Clearly, something has to give to both the economic and political pressures that high-energy consumption entails. That's probably why we're seeing such a wide range of ever-more exotic solutions to the data center's green problem.
Facebook, for example, wanted to go big with its latest European facility, a set of three 300,000-square-foot behemoths that would have been a nightmare to cool in the warm, humid south. Instead, the company chose Lulea, Sweden, less than 100 km from the Arctic Circle. The site features ample supplies of hydropower and a climate that rarely exceeds 80 degrees F even at the height of summer. When opened in 2014, the center will consume about 120 MW in order to handle the traffic needs of users across Europe, the Middle East and Africa.
The Facebook facility is only one of a number of new constructs that were built with energy efficiency in mind. Apple claims that its new site in Cupertino will house its own power-generation system, relying on the grid for backup only, and that the abundance of trees on the property will actually make it carbon negative. At the same time, Google is investing heavily in wind energy production, a move that it hopes will eventually cut energy costs below today's largely coal-based infrastructure.
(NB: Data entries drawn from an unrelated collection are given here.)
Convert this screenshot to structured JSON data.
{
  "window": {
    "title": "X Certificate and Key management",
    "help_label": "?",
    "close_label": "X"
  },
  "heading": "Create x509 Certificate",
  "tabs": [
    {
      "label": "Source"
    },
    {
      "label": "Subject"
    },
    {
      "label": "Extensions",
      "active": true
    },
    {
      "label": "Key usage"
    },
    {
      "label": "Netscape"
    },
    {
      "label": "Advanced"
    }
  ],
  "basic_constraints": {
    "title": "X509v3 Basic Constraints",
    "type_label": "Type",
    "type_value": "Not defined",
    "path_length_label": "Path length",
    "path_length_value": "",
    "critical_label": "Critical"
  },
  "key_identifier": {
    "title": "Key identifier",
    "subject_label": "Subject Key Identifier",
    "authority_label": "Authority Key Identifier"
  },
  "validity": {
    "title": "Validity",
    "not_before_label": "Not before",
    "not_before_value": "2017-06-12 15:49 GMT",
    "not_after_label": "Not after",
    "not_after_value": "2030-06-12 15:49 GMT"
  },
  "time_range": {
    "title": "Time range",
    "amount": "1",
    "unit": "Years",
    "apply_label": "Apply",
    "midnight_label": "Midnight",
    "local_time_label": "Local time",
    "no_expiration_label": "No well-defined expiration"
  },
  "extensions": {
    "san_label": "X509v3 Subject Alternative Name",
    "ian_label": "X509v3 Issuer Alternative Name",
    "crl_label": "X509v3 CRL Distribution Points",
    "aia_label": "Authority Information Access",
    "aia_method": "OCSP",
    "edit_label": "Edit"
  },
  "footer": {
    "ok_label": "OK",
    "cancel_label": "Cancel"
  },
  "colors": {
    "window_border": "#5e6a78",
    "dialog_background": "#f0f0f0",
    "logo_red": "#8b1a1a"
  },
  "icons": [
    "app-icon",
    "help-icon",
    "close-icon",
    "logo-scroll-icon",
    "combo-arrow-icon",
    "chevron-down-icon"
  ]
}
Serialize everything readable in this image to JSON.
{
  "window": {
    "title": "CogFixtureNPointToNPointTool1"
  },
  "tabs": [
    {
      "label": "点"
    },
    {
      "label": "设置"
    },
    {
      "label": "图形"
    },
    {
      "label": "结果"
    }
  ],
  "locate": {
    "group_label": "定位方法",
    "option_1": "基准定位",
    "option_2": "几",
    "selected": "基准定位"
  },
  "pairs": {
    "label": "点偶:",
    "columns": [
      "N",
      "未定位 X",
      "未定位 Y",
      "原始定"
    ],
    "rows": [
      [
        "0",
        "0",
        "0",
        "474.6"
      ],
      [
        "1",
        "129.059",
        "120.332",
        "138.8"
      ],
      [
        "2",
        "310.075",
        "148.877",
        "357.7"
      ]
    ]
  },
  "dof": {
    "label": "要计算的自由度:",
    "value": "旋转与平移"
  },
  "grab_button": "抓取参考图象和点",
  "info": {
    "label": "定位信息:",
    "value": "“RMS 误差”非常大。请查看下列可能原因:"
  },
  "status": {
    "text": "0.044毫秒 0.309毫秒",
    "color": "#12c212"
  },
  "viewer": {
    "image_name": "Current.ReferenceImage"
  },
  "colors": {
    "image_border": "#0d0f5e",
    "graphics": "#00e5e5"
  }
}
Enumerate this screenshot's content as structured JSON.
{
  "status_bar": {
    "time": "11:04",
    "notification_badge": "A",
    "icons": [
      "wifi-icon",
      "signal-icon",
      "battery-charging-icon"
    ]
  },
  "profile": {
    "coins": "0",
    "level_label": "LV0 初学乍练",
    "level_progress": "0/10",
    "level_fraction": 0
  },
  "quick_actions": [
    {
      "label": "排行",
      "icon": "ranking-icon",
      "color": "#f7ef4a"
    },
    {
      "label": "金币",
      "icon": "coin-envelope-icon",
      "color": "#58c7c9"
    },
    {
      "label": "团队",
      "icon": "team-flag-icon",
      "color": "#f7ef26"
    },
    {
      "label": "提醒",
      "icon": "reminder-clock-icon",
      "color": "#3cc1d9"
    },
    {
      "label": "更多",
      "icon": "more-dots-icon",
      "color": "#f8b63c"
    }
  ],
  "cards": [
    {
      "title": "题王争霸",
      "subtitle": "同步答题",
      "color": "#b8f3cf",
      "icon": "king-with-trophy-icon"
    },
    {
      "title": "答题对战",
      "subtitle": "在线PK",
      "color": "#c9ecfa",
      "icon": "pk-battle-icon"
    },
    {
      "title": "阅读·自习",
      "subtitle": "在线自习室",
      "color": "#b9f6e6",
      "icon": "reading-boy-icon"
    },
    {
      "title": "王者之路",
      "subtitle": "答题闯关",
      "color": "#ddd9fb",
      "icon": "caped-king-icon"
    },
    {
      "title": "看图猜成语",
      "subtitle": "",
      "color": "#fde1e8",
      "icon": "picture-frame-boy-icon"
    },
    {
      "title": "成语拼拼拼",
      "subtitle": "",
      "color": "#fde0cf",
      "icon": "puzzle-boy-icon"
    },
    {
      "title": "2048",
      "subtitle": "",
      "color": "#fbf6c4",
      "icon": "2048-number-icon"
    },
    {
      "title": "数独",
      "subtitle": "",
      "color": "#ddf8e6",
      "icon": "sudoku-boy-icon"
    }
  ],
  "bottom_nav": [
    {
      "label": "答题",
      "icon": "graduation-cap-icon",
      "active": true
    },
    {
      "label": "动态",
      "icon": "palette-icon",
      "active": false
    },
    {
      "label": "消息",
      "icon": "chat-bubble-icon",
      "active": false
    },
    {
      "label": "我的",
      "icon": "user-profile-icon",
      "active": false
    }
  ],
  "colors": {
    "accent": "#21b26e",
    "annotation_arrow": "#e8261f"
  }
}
Energy conservation isn't just about new construction. Some organizations are learning how to use unwanted heat in productive ways. KPMG, for example, shuttles exhaust from a natural gas power plant in its New Jersey facility to a pair of giant absorption chillers that in turn feed cold air to equipment racks. This kind of co-generation system - both power and cooling from essentially the same source - is estimated to require 22 percent less fuel than a traditional electrical system and cuts carbon emissions by 2,200 tons per year.